Tino was nine when he went blind and he lived to 15, so there were many years he was completely blind. It never stopped him from doing anything he wanted. It might have hampered his progress or slowed him down, but he still ran with me, he still chased bunnies and lizards and whatever other creatures he could fixate on. One of our favorite stories is how Tino helped us trap and capture a squirrel that had gotten into our house when he was not only blind, but was 14+ years old.
I could tell Tino stories all day, he was such a dog. That’s all I can say, he was a dog of the highest caliber. He did all the dog things a good dog should do: protect his mom, his sister and his yard, investigate any unknown sound inside or outside the house, hunt down and destroy, if possible, any critters within his vicinity, greet strangers (human and canine) warmly with an opening to play, but don’t back down if they are rude and don’t realize his superior prowess, eat whatever is put in front of you or next to you or behind you, as a matter of fact, eat whatever you can wrap your teeth around, let the vet poke and prod you because that’s what mom wants, come to mom or dad each evening for a scratch and a kiss, sleep soundly all night long, never pee or poop in the house, love mom and dad and sisters Sally and Becca with all your being. Live life to the fullest and with joy.

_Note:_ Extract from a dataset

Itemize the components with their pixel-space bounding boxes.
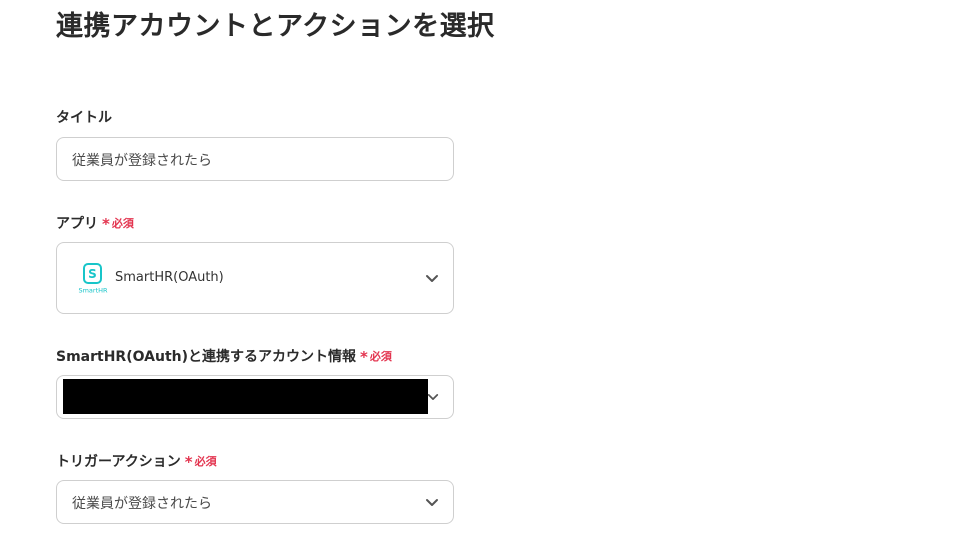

It’s a long list, and I could go on. Needless to say, I loved Tino a great deal. I think my deep feelings for him stem from having truly rescued him from a certain slow death, nursing him back to health and seeing him grow into himself, literally and figuratively.
After he went blind, life went on. During his 14th year he started to slow down. We had stopped running him maybe a year before and this year, his back legs really started to weaken. He started to sink when he stood in place and would just plop down wherever sometimes with his legs just giving out. He also lost control of his bowels, which made for some real issues. It wasn’t everyday, only a few times a week, but his bed was getting worn out from washing.
He showed signs of dementia. I struggled with this as some of his behavior from blindness was similar to signs of dementia, but I realized that his circling, wandering and restlessness were not blindness – he knew where his bed was, where the door was, he was just confused and disoriented.
We started having the conversation that every pet parents dreads…when should we let him go. It was a heartbreaking decision since there were no clear cut signs. It was easier with Sally, she was in excruciating pain and later with Becca as she had bone cancer. But with Tino, he was just slowly disintegrating in front of us. He still ate, but he no longer tracked me or my voice, something he did since he had gone blind, he never slept through the night, he was up wandering and pacing the house. He started getting lost in the house and I could see him having these tiny little tremors and I knew he was having some type of seizure.
Although he had a very rough start, he was with us for over 13 years and lived a long and eventful life filled with love and adventures. He’d had his share of suffering and I knew I couldn’t hang on to him for my sake. We made the decision and one sunny Saturday we sent Tino on his next journey. He had gone out in the morning and was lying in the sun in his backyard, as he usually did. I went outside, laid out a blanket and sat with him, stroking him for the last time waiting for the doctor. She arrived and quietly performed the procedure. Tino never stirred from his nap, he just slipped quietly into his next life. I’m glad it was a peaceful journey for him and that we were able to share our lives and our love with him while he was here.
This is my last picture of TIno, in his napping spot that day. He was a sweet, old soul.